Badan Regulasi Telekomunikasi Indonesia (BRTI) dinilai jangan cuma berkeluh kesah dan menegur Research In Motion (RIM) terkait layanan BlackBerry yang melempem. Operator pun dinilai juga harus mendapat ketegasan serupa.
Menurut pengamat telematika Abimanyu Wachjoewidajat, popularitas BlackBerry di Indonesia, hasilnya tidak hanya dinikmati oleh vendor asal Kanada itu. Namun juga oleh operator seluler yang menjajakan layanan telekomunikasi.
Alhasil, sudah semestinya jika operator dan RIM bahu-membahu untuk meningkatkan layanan mereka di Indonesia. Begitu pula jika ada masalah, jangan cuma satu pihak yang disalahkan.
"Mengingat untuk mengakses BBM (BlackBerry Messenger) perlu dikenakan biaya tambahan dan atas leletnya akses tersebut yang dirugikan adalah pelanggan BlackBerry maka selayaknya BRTI justru menegur operator seluler (sebagai pihak yang menerima bayaran) agar mereka meningkatkan pelayanannya," tukas pria yang biasa disapa Abah itu.
Namun alih-alih melakukan itu -- lanjut Abah -- dalam kasus keluhan terhadap BlackBerry, BRTI malah kembali mengangkat isu RIM yang tidak mau merelokasi server.
Pria yang juga dosen di Fakultas Sains & Teknologi di UIN Syarif Hidayatullah bukan tidak mendukung BRTI untuk tegas kepada RIM. Terlebih untuk menegakkan aturan yang berlaku di Indonesia. Sebagai bangsa Indonesia, ia juga miris melihat regulator telekomunikasi Tanah Air tak mampu menegakkan aturannya kepada vendor asing.

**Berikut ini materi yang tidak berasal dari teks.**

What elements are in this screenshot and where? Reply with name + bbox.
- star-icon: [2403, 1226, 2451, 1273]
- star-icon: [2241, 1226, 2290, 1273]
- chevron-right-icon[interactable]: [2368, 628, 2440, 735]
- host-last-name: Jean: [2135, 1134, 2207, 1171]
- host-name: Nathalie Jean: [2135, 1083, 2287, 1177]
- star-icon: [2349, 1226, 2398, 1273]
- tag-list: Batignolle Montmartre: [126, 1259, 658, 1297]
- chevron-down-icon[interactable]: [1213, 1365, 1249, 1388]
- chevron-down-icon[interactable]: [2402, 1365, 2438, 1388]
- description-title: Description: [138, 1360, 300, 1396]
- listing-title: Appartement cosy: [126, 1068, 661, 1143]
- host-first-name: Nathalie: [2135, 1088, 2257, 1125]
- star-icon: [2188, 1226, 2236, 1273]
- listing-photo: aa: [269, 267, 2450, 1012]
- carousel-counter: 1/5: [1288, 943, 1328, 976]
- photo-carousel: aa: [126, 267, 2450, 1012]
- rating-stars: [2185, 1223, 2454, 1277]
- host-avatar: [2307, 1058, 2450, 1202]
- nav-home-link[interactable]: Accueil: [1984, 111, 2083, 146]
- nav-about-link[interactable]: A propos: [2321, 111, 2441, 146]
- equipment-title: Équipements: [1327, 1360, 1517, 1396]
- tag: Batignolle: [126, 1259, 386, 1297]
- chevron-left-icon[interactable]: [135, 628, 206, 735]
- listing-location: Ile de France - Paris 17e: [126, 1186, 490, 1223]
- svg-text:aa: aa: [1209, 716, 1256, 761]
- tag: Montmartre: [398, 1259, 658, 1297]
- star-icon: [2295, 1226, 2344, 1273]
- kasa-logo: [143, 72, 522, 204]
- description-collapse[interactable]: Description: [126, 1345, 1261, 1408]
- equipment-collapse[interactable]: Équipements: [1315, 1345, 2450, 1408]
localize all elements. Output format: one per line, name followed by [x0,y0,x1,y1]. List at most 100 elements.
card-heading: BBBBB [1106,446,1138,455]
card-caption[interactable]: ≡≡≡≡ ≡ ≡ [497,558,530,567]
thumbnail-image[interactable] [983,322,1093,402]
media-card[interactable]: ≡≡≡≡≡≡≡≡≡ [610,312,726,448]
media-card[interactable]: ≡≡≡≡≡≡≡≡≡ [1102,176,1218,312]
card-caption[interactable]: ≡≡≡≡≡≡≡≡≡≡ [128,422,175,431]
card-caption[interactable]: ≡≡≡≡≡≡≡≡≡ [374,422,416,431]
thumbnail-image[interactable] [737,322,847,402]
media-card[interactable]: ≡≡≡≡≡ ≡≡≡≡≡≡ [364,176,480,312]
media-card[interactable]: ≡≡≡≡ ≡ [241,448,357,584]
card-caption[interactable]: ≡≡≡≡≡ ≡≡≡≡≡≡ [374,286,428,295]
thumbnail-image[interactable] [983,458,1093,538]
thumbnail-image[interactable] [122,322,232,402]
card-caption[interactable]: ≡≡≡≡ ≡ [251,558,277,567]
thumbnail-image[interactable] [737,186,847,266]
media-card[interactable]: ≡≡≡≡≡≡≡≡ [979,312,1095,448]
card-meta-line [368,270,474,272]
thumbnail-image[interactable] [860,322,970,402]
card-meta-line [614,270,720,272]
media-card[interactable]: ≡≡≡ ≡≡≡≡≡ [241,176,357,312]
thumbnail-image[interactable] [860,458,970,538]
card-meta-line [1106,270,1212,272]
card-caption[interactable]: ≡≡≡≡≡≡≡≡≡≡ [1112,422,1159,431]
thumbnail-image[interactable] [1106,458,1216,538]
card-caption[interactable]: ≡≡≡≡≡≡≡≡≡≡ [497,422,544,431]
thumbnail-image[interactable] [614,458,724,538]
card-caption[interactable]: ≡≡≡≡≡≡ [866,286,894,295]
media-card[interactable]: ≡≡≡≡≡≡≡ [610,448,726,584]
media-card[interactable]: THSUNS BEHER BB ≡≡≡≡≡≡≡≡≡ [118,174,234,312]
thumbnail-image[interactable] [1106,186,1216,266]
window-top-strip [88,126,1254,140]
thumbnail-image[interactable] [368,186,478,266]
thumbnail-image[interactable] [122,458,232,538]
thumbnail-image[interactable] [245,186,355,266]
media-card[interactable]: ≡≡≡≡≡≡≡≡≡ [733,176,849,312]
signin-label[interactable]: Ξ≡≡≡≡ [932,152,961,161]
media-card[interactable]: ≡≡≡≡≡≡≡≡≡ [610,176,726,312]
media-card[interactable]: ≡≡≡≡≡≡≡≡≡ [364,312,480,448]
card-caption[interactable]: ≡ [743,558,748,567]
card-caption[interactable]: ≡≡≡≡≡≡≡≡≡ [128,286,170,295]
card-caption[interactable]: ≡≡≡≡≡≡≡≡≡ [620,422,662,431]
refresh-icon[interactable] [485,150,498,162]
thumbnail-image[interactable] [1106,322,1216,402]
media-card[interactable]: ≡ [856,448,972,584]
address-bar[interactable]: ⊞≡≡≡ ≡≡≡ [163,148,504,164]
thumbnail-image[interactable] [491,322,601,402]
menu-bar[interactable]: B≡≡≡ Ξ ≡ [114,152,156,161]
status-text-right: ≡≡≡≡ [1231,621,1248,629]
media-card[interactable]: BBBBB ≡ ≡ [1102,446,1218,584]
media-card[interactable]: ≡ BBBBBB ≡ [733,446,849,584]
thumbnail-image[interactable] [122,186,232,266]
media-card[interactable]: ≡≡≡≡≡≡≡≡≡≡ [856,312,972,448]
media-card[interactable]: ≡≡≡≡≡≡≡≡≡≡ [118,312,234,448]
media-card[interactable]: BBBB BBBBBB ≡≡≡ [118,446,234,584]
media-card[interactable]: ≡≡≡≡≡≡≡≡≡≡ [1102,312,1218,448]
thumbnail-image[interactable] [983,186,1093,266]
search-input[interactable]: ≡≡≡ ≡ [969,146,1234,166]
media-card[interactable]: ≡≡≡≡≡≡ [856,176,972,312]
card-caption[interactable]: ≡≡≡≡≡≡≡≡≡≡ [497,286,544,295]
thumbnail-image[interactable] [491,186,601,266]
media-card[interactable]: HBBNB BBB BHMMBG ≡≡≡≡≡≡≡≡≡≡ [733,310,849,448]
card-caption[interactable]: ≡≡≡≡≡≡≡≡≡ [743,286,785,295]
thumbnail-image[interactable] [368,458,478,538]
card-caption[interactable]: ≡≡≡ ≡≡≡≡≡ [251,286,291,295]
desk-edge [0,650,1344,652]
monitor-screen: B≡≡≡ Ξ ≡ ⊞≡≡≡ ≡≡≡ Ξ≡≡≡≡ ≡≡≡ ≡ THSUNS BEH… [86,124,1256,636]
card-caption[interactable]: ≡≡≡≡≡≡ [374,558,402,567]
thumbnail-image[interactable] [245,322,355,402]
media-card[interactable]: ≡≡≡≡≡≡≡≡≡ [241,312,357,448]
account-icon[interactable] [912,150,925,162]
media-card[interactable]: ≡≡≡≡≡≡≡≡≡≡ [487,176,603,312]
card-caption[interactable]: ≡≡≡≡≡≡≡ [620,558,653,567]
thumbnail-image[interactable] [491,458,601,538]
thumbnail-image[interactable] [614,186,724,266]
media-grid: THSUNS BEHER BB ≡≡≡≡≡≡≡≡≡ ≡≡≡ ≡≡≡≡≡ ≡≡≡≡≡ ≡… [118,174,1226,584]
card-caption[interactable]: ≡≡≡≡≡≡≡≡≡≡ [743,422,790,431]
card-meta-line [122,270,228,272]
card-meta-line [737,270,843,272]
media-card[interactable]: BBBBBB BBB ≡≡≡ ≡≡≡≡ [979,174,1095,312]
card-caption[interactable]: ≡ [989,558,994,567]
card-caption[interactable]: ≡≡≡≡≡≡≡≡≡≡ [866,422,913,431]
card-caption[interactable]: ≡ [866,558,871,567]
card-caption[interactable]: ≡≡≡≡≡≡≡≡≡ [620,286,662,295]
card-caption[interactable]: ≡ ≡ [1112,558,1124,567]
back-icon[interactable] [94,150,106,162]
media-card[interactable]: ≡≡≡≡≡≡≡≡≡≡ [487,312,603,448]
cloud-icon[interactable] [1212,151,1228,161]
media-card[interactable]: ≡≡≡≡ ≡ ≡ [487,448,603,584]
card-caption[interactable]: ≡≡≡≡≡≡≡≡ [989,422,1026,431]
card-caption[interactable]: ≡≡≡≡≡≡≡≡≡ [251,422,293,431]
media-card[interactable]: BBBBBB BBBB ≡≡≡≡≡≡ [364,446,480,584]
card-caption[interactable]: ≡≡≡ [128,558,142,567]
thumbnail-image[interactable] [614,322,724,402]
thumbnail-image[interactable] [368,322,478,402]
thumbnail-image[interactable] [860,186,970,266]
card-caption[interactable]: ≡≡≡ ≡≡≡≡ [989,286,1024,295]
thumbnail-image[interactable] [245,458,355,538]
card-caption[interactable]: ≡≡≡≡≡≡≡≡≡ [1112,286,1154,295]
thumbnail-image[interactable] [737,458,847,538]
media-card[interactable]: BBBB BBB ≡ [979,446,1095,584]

"Bayangkan bahwa India mampu membuat RIM tunduk dan mengikuti perintah untuk membuat data center. Sedangkan di Indonesia, RIM dapat santai mengabaikan permintaan BRTI/Kominfo dan atas apa yang terjadi tersebut kelihatan jelas mereka tidak mampu atau tidak berani melakukan tindakan apapun terhadap RIM," kata Abah.
"Sewajarnya dan selayaknya ketidakmampuan BRTI dalam mengatasi RIM tersebut hendaknya janganlah menjadi dendam untuk kemudian langsung menuding atau mengkambinghitamkan RIM atas segala masalah yang ada pada Blackberry. Seharusnya BRTI dapat lebih proporsional memandang kasus lemotnya Blackberry ini dari berbagai sisi," ia menandaskan.
Sebelumnya, Abah menilai bahwa keluhan lelet di BlackBerry bukan cuma lantaran server milik RIM tidak ditempatkan di Indonesia. Namun akibat dari sejumlah faktor.
Mulai dari besar kecilnya bandwidth untuk mengayomi layanan BlackBerry, hingga kemampuan perangkat dan kebiasaan dari pengguna itu sendiri.
"Banyaknya aplikasi yang aktif pada saat yang bersamaan, jumlah chat room yang diikuti, besaran diskusi pada chat room yang akan dibuka, banyaknya pengakses BlackBerry dari operator/BTS yang sama pada saat itu. Semua dapat memberikan pengaruh pada keleletan Blackberry," pungkasnya.